In practice: In a first-of-its-kind study in collaboration with Apple, the DGC’s Digital Mental Health Study (and the follow-on National Digital Mental Health Study) is a digital sensing research effort leveraging digital sensors in iPhone and Apple Watch to illuminate the relationship between objective, everyday measures (e.g., sleep, heart rate) and symptoms of depression and anxiety.
Systematic review & scoping review projects
What distinguishes evidence-synthesis research efforts from the other types of research described above is that they do not collect new data, nor do they involve study participants. Instead, they aim to gather and review published research findings about a specific topic to synthesize the current state of the field, including identifying gaps in knowledge and potential weaknesses in the evidence known to date.
Scoping reviews are preliminary assessments of the existing literature on a specific topic. They aim to overview and map available evidence to answer broad questions and better understand the general state of a specific scientific field or focus area.
Systematic reviews have a narrower focus than scoping reviews. As their name suggests, these reviews are systematic and follow close to a predetermined protocol. They collect literature that aligns with specific eligibility criteria, like study size, scope, rigor, and matching search terms — studies that do not meet these criteria are not included in the review. These explicit search methods can help minimize researcher bias, ensuring reliable findings from which conclusions can be drawn.
In practice: The DGC team contributed to a scoping research project led by DiMe DATAcc on digital sensing for mental health, which sought to identify 1) relevant digital sensing measures for depression and anxiety, and 2) which features of digital sensing technologies are most effective for capturing these measures. Researchers conducted a scientific literature review and held interviews with individuals experiencing mental illness, their care partners and clinician-researchers with expertise in mental illness. Findings from this scoping research project were published in a report providing recommendations to drive interest, investment, and direction for digital sensing research and innovation.

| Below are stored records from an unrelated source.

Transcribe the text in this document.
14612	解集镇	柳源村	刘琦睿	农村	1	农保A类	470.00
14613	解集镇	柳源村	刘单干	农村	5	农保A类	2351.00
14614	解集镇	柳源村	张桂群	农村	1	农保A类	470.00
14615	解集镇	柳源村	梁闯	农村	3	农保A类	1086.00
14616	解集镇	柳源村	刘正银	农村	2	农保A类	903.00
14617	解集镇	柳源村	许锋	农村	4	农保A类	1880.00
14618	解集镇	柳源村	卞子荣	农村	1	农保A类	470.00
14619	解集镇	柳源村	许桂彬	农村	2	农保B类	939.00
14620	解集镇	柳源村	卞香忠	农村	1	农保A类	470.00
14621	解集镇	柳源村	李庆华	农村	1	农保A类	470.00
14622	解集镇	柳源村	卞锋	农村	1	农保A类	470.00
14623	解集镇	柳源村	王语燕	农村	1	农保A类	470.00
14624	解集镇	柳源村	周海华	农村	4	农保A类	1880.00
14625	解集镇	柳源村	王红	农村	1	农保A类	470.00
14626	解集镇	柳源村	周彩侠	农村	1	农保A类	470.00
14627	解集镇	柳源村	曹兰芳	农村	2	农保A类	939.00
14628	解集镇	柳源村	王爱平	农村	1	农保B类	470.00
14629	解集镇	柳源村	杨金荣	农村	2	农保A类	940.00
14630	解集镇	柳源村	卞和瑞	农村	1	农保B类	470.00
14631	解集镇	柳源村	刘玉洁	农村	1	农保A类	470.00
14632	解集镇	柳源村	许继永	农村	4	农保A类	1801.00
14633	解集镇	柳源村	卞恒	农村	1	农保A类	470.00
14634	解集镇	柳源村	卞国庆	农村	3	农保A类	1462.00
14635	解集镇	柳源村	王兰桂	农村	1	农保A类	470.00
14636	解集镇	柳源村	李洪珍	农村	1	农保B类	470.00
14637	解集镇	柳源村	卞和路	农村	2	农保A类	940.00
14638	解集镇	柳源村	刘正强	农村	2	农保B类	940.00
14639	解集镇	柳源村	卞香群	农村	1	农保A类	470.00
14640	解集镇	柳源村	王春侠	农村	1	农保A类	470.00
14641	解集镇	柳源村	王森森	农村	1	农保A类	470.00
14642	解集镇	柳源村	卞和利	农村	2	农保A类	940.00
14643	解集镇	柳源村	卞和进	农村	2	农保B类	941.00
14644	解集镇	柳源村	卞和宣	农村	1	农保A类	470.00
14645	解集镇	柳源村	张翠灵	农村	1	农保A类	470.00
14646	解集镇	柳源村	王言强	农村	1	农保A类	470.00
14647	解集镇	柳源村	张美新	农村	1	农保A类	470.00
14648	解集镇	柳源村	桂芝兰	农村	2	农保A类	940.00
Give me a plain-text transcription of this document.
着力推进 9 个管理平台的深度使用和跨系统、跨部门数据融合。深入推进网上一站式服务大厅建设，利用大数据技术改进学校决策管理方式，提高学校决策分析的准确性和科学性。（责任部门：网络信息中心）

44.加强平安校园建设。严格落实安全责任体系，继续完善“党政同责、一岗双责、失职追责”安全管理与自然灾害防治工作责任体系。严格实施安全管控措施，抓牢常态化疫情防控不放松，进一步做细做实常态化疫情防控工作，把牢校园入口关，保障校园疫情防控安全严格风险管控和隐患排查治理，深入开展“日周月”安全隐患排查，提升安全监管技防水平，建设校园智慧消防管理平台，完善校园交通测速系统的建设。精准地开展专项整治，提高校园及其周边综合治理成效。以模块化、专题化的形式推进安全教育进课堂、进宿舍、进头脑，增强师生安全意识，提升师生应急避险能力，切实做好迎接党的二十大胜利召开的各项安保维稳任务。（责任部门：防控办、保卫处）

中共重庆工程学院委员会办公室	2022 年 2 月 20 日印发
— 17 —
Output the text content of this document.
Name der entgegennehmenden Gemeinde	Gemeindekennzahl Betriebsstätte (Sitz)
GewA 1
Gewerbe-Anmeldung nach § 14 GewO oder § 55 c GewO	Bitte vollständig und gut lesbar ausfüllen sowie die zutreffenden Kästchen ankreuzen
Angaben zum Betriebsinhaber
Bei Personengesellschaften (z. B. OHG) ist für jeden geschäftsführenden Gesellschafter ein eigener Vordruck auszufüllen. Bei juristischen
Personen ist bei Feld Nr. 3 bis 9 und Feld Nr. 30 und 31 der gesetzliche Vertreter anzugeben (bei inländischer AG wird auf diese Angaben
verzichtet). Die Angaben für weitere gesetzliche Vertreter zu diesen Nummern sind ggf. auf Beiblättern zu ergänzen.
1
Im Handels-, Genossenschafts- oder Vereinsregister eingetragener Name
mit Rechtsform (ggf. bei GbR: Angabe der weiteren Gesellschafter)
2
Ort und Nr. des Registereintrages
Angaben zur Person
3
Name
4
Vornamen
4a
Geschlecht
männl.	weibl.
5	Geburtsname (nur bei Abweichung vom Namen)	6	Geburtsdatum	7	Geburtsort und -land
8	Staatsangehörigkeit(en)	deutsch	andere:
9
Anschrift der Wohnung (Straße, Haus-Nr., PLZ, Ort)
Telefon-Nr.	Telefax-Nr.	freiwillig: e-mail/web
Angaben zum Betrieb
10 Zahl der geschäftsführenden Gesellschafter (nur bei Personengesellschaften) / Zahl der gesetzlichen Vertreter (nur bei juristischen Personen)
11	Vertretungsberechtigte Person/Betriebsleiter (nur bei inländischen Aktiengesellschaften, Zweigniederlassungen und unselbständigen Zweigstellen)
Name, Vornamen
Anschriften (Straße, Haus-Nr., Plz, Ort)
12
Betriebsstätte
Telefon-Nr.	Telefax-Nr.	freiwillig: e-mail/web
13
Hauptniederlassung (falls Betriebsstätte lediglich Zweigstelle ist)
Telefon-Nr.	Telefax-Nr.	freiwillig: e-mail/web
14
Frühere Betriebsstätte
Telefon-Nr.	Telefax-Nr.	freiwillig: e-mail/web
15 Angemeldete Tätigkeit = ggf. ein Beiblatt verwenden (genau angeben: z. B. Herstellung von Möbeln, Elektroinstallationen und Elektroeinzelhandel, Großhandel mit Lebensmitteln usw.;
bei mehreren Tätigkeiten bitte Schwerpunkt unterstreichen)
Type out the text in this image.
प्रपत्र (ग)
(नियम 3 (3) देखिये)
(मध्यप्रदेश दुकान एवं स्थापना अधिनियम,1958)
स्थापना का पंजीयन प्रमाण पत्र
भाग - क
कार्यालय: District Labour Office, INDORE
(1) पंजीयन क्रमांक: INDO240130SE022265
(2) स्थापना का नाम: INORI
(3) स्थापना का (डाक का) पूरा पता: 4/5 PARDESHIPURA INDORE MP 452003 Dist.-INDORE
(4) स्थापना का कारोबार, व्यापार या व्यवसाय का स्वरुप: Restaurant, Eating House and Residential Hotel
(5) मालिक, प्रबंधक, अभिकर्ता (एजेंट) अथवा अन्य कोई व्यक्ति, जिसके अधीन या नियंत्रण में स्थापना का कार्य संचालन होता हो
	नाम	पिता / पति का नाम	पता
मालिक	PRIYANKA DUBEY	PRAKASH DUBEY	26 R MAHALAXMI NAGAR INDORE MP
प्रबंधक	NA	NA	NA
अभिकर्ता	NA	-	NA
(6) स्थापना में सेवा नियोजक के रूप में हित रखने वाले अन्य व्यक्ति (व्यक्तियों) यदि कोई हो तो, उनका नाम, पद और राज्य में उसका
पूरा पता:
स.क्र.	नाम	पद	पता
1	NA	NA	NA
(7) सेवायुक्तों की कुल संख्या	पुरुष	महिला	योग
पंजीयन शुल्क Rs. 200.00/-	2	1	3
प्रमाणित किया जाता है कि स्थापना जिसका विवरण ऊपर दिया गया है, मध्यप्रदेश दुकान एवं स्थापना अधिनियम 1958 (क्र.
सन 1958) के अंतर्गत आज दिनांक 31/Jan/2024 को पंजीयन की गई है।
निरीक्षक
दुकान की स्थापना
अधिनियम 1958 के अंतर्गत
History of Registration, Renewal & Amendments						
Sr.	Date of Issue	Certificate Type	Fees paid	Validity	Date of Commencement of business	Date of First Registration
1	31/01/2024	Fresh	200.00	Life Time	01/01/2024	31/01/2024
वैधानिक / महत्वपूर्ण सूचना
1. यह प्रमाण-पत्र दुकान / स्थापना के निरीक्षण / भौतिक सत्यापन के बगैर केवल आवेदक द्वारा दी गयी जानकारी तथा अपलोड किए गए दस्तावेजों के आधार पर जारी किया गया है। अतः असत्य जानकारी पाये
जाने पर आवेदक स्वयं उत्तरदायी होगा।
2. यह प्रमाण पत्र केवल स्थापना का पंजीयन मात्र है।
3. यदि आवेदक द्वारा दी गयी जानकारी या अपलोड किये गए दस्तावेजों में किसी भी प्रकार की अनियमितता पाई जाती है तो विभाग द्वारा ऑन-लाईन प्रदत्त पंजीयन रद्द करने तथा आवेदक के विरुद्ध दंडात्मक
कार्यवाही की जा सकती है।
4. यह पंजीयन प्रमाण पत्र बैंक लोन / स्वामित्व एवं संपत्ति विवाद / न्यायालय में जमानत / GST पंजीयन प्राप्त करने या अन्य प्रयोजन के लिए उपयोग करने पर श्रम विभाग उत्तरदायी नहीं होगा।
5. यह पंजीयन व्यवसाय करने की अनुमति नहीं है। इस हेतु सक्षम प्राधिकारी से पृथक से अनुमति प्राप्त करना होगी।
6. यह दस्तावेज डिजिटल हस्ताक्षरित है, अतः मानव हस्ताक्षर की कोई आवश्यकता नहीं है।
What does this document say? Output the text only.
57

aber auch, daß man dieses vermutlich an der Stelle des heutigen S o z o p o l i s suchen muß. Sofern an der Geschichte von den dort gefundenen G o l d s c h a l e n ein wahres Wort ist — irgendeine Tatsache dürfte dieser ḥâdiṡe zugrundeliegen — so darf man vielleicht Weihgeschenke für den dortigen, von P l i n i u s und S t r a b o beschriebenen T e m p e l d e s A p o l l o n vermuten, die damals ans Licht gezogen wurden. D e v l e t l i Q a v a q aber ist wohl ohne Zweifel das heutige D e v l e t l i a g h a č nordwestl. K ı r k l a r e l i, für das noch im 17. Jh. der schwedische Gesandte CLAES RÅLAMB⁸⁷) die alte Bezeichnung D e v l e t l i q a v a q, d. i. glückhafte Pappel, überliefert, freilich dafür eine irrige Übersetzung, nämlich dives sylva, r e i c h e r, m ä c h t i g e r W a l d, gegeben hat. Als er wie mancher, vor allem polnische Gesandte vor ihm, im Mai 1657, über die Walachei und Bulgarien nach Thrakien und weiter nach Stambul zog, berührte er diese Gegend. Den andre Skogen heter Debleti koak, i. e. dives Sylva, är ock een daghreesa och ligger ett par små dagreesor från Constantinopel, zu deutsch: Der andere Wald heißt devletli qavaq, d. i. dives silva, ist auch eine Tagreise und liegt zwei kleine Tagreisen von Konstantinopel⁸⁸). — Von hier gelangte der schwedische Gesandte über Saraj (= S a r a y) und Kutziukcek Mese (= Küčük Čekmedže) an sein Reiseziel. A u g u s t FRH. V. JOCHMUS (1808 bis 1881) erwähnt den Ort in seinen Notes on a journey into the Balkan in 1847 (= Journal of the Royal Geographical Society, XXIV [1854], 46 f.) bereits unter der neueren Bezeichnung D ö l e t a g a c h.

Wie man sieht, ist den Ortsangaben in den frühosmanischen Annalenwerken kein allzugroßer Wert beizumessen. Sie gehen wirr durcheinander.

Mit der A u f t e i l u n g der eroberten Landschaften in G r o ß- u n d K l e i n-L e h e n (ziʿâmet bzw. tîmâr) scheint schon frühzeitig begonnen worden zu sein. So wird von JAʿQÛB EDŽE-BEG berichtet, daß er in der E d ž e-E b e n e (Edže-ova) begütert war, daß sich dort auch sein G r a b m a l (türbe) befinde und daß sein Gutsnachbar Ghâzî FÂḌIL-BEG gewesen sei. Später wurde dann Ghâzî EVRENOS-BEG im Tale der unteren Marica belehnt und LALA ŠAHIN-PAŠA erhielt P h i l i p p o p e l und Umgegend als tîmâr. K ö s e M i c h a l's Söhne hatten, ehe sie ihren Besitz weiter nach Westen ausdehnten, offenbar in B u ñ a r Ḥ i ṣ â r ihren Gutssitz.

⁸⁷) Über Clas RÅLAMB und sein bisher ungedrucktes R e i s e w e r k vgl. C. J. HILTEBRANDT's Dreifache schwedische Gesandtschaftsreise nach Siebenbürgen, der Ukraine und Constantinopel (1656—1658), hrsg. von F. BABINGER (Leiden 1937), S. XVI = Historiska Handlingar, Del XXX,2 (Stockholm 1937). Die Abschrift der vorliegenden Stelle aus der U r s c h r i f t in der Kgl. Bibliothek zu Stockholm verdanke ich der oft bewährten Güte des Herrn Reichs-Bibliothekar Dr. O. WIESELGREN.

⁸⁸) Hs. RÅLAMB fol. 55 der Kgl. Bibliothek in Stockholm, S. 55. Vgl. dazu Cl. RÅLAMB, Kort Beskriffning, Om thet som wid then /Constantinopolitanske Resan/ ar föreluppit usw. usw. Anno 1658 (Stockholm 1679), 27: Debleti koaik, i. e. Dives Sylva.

In summary, the strength of a research project lies in the deliberate alignment of its objectives with the appropriate structural design. Different research objectives require different tools, from exploratory foundational studies to clinical trials to population-scale data collection.
Together, these research approaches reflect the DGC’s deliberate strategy of aligning scientific questions with the methods best suited to answer them. By designing each project with this in mind, the DGC ensures that resources are deployed efficiently and that findings meaningfully advance understanding of depression’s causes and trajectories, underlying mechanisms, and best treatments.